I really should have brought more water.  What the fuck was I thinking going for a walk without more water?  It's like I wasn't born here or something.  It is rather hot.  But still quite a cracking pace still.  Well done you.  Oh Tracey Chapman.  You're a bit sad, I'm going to skip you and ah that's better some completely inappropriate Scissors Sisters.  Ah, a quick selfie for the blog page.  Yuk.  Another one.  For the love of Dr Seuss Alison Clare smile?  Fine.  That'll do.

The Eighth Kilometre.

Almost there. This is about where those pedestrians got hit recently.  God that was horrible. Poor Rozelle.  Life is so random. I have such a headache.  I really need some more water.  Must text Nick to tell him to start driving to Pyrmont soon.  Ooh, a tap, full water botttles again.  God it's so hot. That was such a lovely NYE we had last night. So hot.

The Ninth Kilometre.

There is something incredibly satisfying about walking isn't there?  I really am too hot to think.  Take off my hat there you go idiot woman - let a little bit of breeze ruffle your hair and cool you down. It's like you're a child sometimes.  Oh shit.  Drugged out weirdo alert. He's coming straight for me. What is it about me? Aha, well avoided Al! Though poor man at bus stop stuck with him now.  Oh well, a girl's gotta. Oh FFS ladies - why do you have to walk four across?  Hello! Excuse me! Excuse me!

The Tenth Kilometre.

Well aren't you an idiot Alison - now you've got to step up the pace so you stay ahead of them. Wow Anzac Bridge looks amazing from this angle. It really is a lovely bridge.  Hey Peter Fitz - I know I know about the Aussie flag but it is looking a bit amazing flying up there.  God I love Sydney, it's like the best city.  It's not London no - but look at that girlfriend?  What a gorgeous city?  What's that little app lady?  I've done 10 kilometres? That means google maps is a liar, I was supposed to be there in 9.9 kilometres and I am NOT at Pyrmont I am still on the bridge.

The Eleventh Kilometre.

This is the longest bridge in the freaking world.  I hate walking. It's so hot I think I might die before I get there.  How can Google maps get this wrong?
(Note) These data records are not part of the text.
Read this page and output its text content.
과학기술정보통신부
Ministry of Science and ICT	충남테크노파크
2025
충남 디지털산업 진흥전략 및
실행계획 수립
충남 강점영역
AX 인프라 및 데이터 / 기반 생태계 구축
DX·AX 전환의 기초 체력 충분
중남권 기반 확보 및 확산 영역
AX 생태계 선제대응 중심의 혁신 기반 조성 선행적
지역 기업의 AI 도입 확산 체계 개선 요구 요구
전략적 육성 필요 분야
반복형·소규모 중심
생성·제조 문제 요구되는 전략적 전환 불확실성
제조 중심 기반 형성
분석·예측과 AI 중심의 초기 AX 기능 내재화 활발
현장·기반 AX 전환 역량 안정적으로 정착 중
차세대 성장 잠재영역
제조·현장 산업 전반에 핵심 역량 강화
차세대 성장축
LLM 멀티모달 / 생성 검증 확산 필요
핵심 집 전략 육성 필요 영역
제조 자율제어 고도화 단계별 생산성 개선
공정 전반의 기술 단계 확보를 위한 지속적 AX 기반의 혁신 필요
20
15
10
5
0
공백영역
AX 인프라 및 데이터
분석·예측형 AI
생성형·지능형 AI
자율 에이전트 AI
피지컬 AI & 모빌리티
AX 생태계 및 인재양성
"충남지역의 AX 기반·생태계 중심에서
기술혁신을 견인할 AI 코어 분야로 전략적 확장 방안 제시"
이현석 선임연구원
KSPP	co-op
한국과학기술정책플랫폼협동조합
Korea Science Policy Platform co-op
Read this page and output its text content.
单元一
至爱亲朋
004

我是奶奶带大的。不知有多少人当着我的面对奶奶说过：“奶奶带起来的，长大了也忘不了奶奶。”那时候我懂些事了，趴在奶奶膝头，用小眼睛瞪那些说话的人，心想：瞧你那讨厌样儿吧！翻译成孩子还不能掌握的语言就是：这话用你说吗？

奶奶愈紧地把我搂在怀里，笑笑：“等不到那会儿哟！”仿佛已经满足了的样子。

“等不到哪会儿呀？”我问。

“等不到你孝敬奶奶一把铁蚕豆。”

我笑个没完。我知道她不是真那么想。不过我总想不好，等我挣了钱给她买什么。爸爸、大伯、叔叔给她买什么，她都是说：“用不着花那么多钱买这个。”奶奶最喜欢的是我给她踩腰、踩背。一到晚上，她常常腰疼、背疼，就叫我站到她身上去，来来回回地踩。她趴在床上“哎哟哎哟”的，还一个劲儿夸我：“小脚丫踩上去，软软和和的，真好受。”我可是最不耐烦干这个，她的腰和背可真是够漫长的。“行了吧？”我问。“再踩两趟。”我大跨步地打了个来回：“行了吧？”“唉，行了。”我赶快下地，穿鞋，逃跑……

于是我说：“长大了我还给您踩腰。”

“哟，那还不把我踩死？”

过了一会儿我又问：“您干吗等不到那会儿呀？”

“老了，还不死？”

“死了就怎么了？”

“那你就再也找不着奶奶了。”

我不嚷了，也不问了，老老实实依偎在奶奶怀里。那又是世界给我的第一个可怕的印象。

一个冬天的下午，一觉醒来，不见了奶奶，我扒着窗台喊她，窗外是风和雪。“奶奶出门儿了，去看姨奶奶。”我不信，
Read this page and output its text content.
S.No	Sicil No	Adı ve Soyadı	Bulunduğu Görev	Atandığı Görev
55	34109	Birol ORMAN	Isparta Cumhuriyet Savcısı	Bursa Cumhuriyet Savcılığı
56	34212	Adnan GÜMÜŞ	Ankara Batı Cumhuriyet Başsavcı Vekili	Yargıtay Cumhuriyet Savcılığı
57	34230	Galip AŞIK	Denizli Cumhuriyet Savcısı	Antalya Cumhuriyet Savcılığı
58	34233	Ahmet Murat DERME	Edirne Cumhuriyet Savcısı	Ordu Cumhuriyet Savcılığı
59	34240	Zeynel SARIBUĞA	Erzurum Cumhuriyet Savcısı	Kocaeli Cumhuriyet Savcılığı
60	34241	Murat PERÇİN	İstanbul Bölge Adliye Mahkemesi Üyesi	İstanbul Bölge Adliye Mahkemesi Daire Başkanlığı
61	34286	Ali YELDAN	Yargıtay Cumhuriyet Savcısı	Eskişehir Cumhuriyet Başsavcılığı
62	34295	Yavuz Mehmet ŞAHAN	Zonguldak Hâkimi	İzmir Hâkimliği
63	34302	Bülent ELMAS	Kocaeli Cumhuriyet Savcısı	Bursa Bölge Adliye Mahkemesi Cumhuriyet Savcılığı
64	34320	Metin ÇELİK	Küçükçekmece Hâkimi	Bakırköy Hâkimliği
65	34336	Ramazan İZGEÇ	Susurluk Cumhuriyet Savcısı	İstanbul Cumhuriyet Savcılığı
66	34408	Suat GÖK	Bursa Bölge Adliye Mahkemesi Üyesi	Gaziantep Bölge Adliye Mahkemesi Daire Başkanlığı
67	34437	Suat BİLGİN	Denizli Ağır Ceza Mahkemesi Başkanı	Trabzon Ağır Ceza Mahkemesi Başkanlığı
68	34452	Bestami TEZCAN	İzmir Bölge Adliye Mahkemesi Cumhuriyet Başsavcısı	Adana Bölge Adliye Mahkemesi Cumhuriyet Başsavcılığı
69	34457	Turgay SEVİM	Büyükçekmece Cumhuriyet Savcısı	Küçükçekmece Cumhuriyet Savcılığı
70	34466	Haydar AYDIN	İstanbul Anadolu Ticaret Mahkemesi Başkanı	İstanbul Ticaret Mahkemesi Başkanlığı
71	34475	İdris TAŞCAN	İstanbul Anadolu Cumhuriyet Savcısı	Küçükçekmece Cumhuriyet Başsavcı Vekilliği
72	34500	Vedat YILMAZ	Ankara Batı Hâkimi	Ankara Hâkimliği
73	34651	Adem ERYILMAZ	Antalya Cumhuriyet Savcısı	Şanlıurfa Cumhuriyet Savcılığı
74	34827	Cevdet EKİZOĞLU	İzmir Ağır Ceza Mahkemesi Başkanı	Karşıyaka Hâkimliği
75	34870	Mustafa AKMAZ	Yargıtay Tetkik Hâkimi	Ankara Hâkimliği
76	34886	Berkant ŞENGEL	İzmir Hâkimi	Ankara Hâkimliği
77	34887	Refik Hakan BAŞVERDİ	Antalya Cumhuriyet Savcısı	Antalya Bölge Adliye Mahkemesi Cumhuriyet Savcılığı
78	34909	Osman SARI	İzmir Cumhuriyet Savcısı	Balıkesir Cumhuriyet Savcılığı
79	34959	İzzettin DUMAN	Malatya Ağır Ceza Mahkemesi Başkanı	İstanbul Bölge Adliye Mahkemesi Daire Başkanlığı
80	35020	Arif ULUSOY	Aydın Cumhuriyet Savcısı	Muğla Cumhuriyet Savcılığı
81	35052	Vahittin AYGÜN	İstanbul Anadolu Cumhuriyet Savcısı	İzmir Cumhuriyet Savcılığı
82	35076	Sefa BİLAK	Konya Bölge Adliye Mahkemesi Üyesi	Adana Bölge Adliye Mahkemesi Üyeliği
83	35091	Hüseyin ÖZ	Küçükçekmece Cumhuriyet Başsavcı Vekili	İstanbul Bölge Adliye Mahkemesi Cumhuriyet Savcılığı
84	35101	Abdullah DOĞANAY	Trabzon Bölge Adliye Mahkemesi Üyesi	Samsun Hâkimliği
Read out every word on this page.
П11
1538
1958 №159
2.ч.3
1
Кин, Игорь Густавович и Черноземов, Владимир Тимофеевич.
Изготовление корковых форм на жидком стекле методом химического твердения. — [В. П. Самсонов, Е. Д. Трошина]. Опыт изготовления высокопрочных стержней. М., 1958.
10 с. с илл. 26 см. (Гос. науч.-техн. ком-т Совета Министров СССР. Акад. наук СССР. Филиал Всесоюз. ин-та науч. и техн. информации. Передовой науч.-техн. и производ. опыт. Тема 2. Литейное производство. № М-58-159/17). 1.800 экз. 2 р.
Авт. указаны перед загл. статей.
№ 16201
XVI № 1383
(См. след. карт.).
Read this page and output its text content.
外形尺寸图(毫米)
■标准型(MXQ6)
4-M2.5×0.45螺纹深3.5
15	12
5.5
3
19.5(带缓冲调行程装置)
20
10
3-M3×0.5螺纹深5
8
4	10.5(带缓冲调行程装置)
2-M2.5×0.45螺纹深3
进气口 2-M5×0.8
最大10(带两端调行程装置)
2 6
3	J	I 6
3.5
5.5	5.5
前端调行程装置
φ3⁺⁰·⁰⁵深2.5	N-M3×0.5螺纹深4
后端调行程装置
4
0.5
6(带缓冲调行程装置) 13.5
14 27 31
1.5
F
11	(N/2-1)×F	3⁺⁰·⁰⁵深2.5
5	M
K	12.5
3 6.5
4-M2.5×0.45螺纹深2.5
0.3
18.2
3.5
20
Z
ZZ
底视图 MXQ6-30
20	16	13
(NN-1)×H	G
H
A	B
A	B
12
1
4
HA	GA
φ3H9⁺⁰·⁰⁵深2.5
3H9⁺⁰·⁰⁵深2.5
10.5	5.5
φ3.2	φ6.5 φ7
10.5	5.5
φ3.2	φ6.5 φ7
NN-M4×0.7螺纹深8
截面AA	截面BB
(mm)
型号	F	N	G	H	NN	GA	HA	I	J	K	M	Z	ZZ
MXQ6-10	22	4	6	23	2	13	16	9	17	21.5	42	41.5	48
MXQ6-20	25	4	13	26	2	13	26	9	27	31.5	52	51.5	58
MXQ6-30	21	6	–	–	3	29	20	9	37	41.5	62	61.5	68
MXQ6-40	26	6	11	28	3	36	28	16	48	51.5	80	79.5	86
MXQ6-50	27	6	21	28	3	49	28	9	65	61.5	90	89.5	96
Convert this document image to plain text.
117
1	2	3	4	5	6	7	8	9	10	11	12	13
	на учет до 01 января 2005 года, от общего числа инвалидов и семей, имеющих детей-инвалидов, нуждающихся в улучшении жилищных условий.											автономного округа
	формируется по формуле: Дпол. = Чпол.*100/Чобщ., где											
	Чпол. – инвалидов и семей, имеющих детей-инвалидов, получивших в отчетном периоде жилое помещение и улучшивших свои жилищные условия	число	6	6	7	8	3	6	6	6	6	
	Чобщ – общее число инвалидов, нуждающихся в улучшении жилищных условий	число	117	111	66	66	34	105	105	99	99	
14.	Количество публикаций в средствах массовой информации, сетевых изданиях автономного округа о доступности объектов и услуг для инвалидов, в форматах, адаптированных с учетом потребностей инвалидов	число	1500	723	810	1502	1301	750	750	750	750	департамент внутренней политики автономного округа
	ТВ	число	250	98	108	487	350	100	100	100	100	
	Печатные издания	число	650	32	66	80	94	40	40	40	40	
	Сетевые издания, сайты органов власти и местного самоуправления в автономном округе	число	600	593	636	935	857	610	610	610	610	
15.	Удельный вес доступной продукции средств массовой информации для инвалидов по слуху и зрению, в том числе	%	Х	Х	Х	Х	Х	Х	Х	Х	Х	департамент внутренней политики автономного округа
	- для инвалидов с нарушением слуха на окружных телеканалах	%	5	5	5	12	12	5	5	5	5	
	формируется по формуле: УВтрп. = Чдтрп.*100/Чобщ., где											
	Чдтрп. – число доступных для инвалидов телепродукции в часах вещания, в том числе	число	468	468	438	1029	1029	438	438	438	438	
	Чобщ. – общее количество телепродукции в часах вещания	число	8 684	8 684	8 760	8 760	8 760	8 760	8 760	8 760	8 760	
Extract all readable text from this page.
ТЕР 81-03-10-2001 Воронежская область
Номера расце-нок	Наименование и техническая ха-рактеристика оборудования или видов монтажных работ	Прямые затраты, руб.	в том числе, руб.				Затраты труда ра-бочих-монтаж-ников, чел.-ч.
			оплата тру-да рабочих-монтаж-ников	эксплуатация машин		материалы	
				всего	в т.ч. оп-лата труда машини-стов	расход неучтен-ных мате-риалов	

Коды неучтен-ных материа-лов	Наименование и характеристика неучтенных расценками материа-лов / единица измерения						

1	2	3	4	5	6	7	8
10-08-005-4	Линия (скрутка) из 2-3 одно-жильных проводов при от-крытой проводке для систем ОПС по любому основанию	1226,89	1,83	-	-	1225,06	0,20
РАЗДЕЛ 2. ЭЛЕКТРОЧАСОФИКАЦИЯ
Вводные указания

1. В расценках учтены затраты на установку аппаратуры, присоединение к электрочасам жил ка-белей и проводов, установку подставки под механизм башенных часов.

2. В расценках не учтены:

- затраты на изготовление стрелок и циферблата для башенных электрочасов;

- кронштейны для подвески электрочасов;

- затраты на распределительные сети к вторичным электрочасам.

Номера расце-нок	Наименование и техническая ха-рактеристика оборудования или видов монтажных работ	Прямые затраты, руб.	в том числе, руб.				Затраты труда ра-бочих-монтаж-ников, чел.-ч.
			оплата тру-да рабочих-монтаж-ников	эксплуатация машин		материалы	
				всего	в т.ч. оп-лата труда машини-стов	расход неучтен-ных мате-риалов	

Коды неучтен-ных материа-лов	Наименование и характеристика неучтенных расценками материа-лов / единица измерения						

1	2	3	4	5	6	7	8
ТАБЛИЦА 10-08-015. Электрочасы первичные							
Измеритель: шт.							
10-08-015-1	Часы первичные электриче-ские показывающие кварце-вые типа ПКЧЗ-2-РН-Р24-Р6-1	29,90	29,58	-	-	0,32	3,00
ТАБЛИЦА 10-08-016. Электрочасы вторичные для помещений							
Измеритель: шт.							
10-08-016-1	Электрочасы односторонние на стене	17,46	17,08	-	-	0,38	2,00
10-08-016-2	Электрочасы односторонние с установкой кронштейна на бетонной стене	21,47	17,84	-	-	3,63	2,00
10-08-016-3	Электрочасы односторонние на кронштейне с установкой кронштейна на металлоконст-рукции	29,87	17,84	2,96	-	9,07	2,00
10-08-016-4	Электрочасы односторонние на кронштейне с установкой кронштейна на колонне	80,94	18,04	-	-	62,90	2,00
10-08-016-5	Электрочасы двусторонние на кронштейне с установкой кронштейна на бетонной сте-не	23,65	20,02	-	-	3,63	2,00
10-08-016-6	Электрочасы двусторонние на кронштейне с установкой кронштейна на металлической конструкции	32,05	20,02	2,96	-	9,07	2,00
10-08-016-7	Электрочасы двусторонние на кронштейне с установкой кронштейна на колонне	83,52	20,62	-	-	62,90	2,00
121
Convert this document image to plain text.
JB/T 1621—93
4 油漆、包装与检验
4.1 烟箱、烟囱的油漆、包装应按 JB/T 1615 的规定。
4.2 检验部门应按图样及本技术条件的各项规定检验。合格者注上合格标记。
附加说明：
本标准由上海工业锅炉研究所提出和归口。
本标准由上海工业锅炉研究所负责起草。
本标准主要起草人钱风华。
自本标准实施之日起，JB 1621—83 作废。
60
Mind you Apple maps did too. Aww look at those old people taking their constitutional though seriously dude you're walking on the wrong side of the past.  Fine, I'll move but only because you're old and it's polite not because you're doing the right thing.  And they say people have no manners. I even gave him a smile and a 'Happy New Year'.  I am like the Mother Teresa of walking just now.

The Twelfth Kilometre.

Almost there!  What a great down bridge.  Remind me never to walk the other way, I'd be over it before I started.  Oh, that's cooler out of the sun.  Pyrmont eh, now where do Brad and James bloody live again. Okay, there's the building.  Right.  I can't wait to have water.  If they are not there I might just break in. Here I am.

It is done. What's my distance? 11.66 kilometres. Yuk. All the sweats.

"Hey James - it's Al - buzz me in will you?  Thanks."